4. The trusted execution environment-based lightweight trusted metrics system of claim 1, characterized in that the address translation module comprises: maintaining a queue in the address translation module, storing hash values of the requests which have completed translation and mapping, and arranging the order of last execution according to the requests; when a new measurement request is received and the hash value corresponding to the request cannot be found in the queue, performing subsequent operations such as translation, mapping and the like, and allocating a handle to the measurement request for indicating to which part of the virtual address space the memory related to the measurement execution module is mapped; otherwise, no repeated translation and mapping operation is performed, the corresponding handle is found according to the hash value of the measurement request, and subsequent operation is directly performed.

5. The trusted execution environment-based lightweight trusted metrics system of claim 1, wherein the address translation module needs to combine with other modules to obtain address translation related registers;

using additional general registers to temporarily store the required registers, and then transferring the registers to the secure world; in EL3, the firmware is modified to identify the Magic Code in ABI, and the relevant registers are passed to the secure world only if the current interface is relevant to the metrology service.

6. The system of claim 1, wherein the metric execution module provides three different dimensional metrics to determine whether the current system is in a secure state:

3) The shared status of the physical addresses is checked and monitored.

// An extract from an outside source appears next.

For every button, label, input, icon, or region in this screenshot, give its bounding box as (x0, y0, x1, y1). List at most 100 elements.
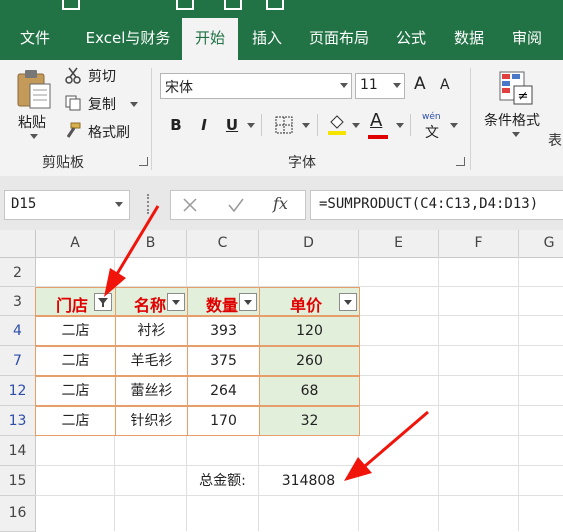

7. The trusted execution environment-based lightweight trusted metrics system of claim 1, characterized in that a field is needed in the metrics request to store the hash value of the request; maintaining a queue in an address translation module by adopting a First in and First Out strategy, storing hash values of requests which have completed translation and mapping, and arranging according to the last execution sequence of the requests;

8. A method of lightweight trusted execution environment based measurement of trustworthiness, characterized in that the lightweight trusted execution environment based measurement system of any one of claims 1-7 comprises: the method comprises a cloud platform starting process, a virtual machine starting process, a request transfer process, an address translation process, a measurement executing process and a measurement result verification process;

the cloud platform starting process comprises the following steps:

step 6) failure in creation, abnormality or attack in the process;

the virtual machine starting process comprises the following steps:

step 7) failed start-up;

the request transfer process includes:

the address translation process includes:

step 1), SPMC initially analyzes the acquired measurement request;

the measurement execution process comprises the following steps:

step 5) returning the measurement result;

step 4) returning the verification result to the user;

step 6) the measurement fails, and the integrity of the measurement target is possibly damaged.

9. A computer readable storage medium storing a computer program, which when executed by a processor implements the steps of the trusted execution environment based lightweight trusted metrics method of claim 8.

10. An electronic device comprising a memory, a processor and a computer program stored on the memory and executable on the processor, characterized in that the computer program when executed by the processor implements the steps of the trusted execution environment based lightweight trusted metrics method of claim 8.